Some advertising executives realized that the same people who were browsing the websites of glossy magazines were also buying pet food online, Mr. Wieser said. So why should the magazine sell its advertising at a higher rate, when companies could develop technology to track potential customers, and target them wherever they browsed online? That process became automated, and now many ads on the web are served, via algorithms, by specialized exchanges where they are bought and sold in bulk at steeply discounted rates. “The economics of producing original content, and the value of being associated with it, diminished,” he said.
There are so many cogs in this machine, it's hard to know who to blame. Advertisers use technology to lower their costs considerably; publications compensate with getting paid less by stuffing their site with not only more ads, but more aggressive ads; this also requires more and more eyes on their content to stay profitable; sites like Buzzfeed and Upworthy explode onto the scene by capitalizing on misleading, inflammatory, or emotionally appealing headlines that are crafted especially for mass viral appeal; "legitimate" media sources evolve their own strategies to match, focusing on shallower articles to spike audience numbers; media sites create an endless loop of fluff, drowning valuable, informative pieces in a sea of festering shit regurgitated over and over by everyone tripping over themselves to get the audience numbers they need to break even. Any value created by these publishers is immediately washed away by the next big viral distraction extravaganza (perpetuated by the see-something-share-something culture of noise that is social media).

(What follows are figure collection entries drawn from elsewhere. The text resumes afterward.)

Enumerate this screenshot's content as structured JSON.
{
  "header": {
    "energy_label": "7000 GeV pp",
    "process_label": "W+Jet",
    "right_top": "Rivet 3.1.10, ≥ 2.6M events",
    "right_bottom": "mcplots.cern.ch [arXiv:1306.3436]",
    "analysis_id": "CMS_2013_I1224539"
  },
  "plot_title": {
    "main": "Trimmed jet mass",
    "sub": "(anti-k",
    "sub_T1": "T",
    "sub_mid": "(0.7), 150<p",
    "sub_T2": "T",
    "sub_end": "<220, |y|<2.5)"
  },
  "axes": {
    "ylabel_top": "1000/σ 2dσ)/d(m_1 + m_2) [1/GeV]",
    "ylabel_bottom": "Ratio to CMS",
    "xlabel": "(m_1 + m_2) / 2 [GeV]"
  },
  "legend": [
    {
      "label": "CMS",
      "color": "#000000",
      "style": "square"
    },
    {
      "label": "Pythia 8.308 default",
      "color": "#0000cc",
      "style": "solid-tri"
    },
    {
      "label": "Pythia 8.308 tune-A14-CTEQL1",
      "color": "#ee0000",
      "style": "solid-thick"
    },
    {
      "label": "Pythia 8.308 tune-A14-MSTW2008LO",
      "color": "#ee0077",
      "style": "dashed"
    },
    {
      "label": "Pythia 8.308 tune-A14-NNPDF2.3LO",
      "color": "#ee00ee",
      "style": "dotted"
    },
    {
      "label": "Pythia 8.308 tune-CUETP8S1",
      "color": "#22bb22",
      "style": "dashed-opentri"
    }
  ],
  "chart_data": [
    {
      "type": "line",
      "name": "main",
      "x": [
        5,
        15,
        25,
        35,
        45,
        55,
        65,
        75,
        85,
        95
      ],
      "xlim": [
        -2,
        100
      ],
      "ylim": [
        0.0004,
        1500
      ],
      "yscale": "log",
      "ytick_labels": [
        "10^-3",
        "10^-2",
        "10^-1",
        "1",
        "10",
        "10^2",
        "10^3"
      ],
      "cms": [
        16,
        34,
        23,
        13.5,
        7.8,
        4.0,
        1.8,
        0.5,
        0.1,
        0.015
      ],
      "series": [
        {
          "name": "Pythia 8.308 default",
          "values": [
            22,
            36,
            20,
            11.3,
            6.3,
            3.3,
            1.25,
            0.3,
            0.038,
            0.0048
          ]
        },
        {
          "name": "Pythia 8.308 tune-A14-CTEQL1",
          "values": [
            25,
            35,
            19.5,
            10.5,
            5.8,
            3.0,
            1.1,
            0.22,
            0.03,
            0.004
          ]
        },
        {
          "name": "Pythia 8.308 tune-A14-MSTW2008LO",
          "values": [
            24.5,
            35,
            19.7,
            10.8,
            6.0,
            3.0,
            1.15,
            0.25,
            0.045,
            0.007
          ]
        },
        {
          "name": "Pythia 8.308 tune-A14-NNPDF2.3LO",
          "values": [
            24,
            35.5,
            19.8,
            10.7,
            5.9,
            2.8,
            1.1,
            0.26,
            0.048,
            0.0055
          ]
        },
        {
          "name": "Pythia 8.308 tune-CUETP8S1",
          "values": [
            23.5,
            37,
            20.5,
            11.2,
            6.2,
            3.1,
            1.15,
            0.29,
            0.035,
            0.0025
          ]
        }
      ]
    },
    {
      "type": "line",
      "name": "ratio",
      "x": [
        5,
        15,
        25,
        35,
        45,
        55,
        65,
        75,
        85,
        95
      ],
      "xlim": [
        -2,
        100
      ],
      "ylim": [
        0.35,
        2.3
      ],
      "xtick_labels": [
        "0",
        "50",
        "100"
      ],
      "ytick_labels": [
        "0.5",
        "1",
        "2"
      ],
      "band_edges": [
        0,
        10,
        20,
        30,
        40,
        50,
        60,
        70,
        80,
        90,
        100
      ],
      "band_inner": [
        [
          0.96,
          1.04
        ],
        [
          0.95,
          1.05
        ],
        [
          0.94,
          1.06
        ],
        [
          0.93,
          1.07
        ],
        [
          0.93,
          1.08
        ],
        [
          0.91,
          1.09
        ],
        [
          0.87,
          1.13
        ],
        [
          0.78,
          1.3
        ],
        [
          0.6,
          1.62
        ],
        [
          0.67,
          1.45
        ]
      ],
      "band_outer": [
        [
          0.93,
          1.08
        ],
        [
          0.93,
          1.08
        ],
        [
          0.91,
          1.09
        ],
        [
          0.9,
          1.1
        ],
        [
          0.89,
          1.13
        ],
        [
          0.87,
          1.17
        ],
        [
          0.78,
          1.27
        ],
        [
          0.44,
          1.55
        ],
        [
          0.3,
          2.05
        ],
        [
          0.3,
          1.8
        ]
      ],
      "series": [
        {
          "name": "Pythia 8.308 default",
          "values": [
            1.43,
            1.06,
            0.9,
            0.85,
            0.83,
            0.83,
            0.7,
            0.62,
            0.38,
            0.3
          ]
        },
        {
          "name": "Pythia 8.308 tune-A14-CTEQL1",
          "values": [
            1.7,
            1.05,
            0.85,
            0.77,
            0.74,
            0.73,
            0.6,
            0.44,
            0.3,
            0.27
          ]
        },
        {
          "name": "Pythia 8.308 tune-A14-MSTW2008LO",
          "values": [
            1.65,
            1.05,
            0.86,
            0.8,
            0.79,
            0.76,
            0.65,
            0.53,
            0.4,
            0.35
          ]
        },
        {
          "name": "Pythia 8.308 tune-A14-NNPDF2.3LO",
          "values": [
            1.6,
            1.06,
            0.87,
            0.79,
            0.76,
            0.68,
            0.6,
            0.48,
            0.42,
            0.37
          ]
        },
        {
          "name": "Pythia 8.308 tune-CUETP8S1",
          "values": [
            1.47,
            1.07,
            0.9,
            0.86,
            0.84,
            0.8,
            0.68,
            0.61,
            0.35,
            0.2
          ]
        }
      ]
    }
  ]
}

So what do we do? Advertisers don't want to pay premiums for spots. Consumers don't want to pay for fucking anything. Ads are the most logical route, but the dwindling payouts of the CPM model has driven the value of content down so much that 99% of what we're left with is the journalistic equivalent of "blockbuster superhero franchises," as Joshua Topolsky says in the article.
Something will change. With ads becoming more pervasive, and private data a commodity, something must change. I don't know what that change will look like, but I feel a shift coming. I can only hope it'll be for the better.